In fact, 78% of bosses say they feel closer to their teams than they did three years ago, and 61% of employees agree.
“This survey clearly shows that while the Great Recession has resulted in some stronger bonds between bosses and employees, there’s still work to be done. There is still a divide that exists between what employees want and what they feel they are getting from their leaders,” said Tig Gilliam, Chief Executive Officer of Adecco Group North America, in the news release. “What this tells us is that as businesses continue to look towards economic recovery, building up their workforces post-recession, they should be mindful of the wants and needs of their talent – gut-checking both boss and employee feedback – while keeping a watchful eye on their talent with the highest potential.”
While 37% of survey respondents reported they would want Oprah as their boss, President Barack Obama came in as a close second, with 35%. Only 4% of American employees would want former CEO of BP, Tony Hayward, as their boss, while former “American Idol” judge Simon Cowell ranked only slightly better with 8%.
Meanwhile, only 30% of employees indicated they aspire to have their boss’s job. Employees who have more responsibility outside of the office – those with children 18 or under at home – are more likely to aspire to have their boss’s job (39%, compared with 23%).
While 61% of employees consider their boss a friend, a majority of employees (82%) are not connected to their boss via a traditional social network. In fact, nearly one-third (32%) of employees who are connected to their boss via a social network site wish they weren’t, and almost half (45%) of those who are connected have adjusted their privacy settings to keep certain aspects of their profile blocked from their boss.

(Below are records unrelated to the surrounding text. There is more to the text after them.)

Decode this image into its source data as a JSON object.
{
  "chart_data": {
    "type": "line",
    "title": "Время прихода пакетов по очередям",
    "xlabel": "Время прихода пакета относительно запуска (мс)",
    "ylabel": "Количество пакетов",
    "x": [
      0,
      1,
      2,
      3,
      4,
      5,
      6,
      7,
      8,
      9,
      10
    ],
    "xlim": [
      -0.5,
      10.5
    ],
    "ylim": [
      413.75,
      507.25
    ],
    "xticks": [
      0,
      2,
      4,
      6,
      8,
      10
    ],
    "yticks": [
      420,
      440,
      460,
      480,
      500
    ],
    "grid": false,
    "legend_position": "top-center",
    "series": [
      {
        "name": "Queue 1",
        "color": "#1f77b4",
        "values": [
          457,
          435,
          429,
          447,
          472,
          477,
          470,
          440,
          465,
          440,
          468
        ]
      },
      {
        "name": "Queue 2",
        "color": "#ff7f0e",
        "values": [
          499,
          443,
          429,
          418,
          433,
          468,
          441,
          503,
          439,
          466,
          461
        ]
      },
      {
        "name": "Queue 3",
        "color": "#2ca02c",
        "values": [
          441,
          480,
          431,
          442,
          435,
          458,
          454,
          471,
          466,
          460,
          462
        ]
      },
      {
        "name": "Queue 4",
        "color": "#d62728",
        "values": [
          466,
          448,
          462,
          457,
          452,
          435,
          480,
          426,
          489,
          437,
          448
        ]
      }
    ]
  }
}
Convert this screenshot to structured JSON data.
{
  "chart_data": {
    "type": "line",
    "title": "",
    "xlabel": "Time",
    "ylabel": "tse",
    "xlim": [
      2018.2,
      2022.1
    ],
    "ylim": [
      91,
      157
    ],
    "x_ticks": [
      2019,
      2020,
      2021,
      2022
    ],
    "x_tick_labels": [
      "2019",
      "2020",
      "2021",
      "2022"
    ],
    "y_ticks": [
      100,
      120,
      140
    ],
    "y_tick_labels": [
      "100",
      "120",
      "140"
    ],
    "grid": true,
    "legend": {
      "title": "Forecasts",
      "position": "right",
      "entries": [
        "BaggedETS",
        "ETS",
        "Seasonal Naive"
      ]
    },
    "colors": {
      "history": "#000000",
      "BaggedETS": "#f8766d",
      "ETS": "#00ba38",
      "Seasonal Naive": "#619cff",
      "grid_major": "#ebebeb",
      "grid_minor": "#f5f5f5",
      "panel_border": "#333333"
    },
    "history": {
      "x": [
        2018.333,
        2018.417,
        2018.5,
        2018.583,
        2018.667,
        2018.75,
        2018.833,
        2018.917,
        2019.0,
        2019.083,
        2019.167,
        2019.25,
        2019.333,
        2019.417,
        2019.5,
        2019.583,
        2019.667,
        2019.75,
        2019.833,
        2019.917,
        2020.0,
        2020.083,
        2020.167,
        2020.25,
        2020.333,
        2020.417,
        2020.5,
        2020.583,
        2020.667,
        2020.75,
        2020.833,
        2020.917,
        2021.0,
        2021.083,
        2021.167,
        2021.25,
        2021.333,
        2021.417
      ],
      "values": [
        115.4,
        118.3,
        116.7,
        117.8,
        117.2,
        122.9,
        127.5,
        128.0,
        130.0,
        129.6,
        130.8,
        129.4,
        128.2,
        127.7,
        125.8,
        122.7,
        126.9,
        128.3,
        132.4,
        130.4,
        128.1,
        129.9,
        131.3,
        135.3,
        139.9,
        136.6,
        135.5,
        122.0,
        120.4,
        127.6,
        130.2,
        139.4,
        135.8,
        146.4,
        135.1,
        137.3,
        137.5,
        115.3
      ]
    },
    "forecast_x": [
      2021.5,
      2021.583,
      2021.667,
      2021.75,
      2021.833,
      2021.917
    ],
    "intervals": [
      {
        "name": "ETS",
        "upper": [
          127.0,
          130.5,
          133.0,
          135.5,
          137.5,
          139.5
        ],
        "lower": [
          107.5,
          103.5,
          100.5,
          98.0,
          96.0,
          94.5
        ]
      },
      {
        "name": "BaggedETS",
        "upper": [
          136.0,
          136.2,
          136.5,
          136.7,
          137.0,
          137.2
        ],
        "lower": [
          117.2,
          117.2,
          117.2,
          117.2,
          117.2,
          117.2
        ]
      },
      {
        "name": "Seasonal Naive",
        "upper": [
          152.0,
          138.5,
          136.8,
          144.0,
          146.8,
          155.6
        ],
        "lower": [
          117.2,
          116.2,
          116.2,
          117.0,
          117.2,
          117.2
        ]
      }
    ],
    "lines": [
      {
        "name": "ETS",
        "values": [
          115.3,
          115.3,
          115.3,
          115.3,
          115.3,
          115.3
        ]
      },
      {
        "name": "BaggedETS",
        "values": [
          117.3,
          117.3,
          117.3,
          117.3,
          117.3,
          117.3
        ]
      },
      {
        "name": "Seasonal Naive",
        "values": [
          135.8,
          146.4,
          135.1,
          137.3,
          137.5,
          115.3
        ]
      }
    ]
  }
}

The part of their online profile employees fear their boss seeing the most is their opinions or beliefs – via comments or posts (35%). Only 27% feel this way about photos or videos online. More than one-third (35%) of men are worried about their boss seeing their photos, compared with only 20% of women. That said, half (50%) of all women connected to their bosses online are more likely to adjust their privacy settings, compared with 40% of men.
Finally, 91% of employees think their boss respects them and they respect their boss, and 86% of employees trust their boss. However, that respect may decline as bosses get younger and employees get older; nearly three out of four (73%) employees reported they could respect and work with a boss who is under 25. Fifty-six percent of employees indicated they could work with and respect a boss 20 years younger, compared with 68% who could feel this way if their boss were 10 years younger, and 83% if their boss were five years younger.
The survey covered 1,000 American employees and bosses.